El consultor llega, además, porque posee un conocimiento especializado que la organización considera necesario. Puede ser experto en liderazgo, estrategia, procesos, tecnología, finanzas, gestión de personas o cambio organizacional. Esa experticia le permite reconocer patrones, utilizar métodos, formular distinciones y advertir consecuencias que quienes están inmersos en la situación no siempre alcanzan a observar. Pero ser experto en un campo no significa conocer mejor que la organización su propia historia, cultura o realidad cotidiana. El consultor aporta marcos y herramientas; quienes forman parte de la organización conocen el contexto, las relaciones y las restricciones concretas. La calidad de la intervención depende de combinar ambos saberes. Cuando el conocimiento experto se presenta como una verdad que reemplaza la experiencia de otros, puede reducir su capacidad de participación; cuando se utiliza para ordenar, contrastar y ampliar la comprensión, se convierte en una fuente valiosa de influencia.

Como dice Carlos Abadía, el consultor puede ser externo, pero no ajeno.

Su posición externa puede permitirle advertir conversaciones evitadas, ayudar a un equipo a nombrar tensiones, distinguir problemas de comunicación, coordinación o poder y transformar una queja difusa en una conversación más precisa. También puede mostrar que detrás de un conflicto interpersonal existe una estructura mal definida o que detrás de una supuesta «resistencia al cambio» hay temor, pérdida de sentido, falta de participación o experiencias previas de desconfianza.

Su influencia puede adquirir, además, una dimensión simbólica. Al nombrar un problema como falta de comunicación, conflicto de roles, resistencia, dificultad de liderazgo o pérdida de confianza, el consultor no se limita a describir una realidad que ya estaba perfectamente definida. Propone un marco que orientará la interpretación del problema y las respuestas que la organización considere posibles.

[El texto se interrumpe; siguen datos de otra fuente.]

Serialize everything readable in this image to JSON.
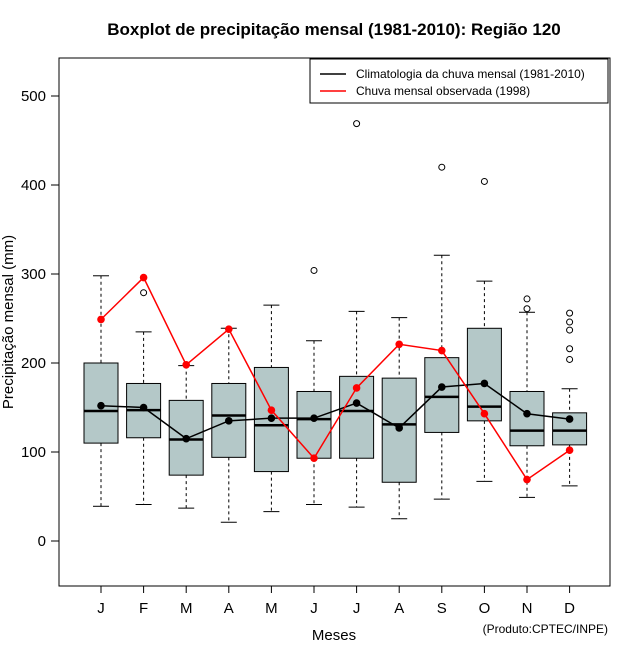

Según cómo se defina el problema, algunas acciones aparecerán como razonables y otras quedarán fuera del campo. Si se define una situación como falta de capacitación, probablemente se diseñará un curso. Si se la interpreta como ambigüedad de roles, se revisarán responsabilidades. Si se la presenta como dificultad actitudinal, la atención recaerá sobre determinadas personas. Si se reconoce una disputa de poder, será necesario examinar asimetrías, intereses, costos y criterios de decisión.

Quien participa en la definición del problema participa también, en cierta medida, en la definición de las respuestas posibles.

El poder de definir el problema

Esta capacidad también entraña riesgos, porque el consultor no llega a un espacio vacío. Es contratado por alguien que suele formular inicialmente el problema, seleccionar los antecedentes disponibles, decidir con quién podrá conversar y explicar qué espera de la intervención. Antes incluso de proponer una solución, la presencia del consultor ya modifica el campo.

Una organización puede decir que necesita mejorar la comunicación cuando, en realidad, existen decisiones contradictorias que nadie quiere asumir. Puede pedir un taller de confianza sin examinar qué conductas han producido desconfianza. Puede presentar a una persona como «difícil» antes de que el consultor conozca su versión o comprenda las condiciones en que ha estado actuando.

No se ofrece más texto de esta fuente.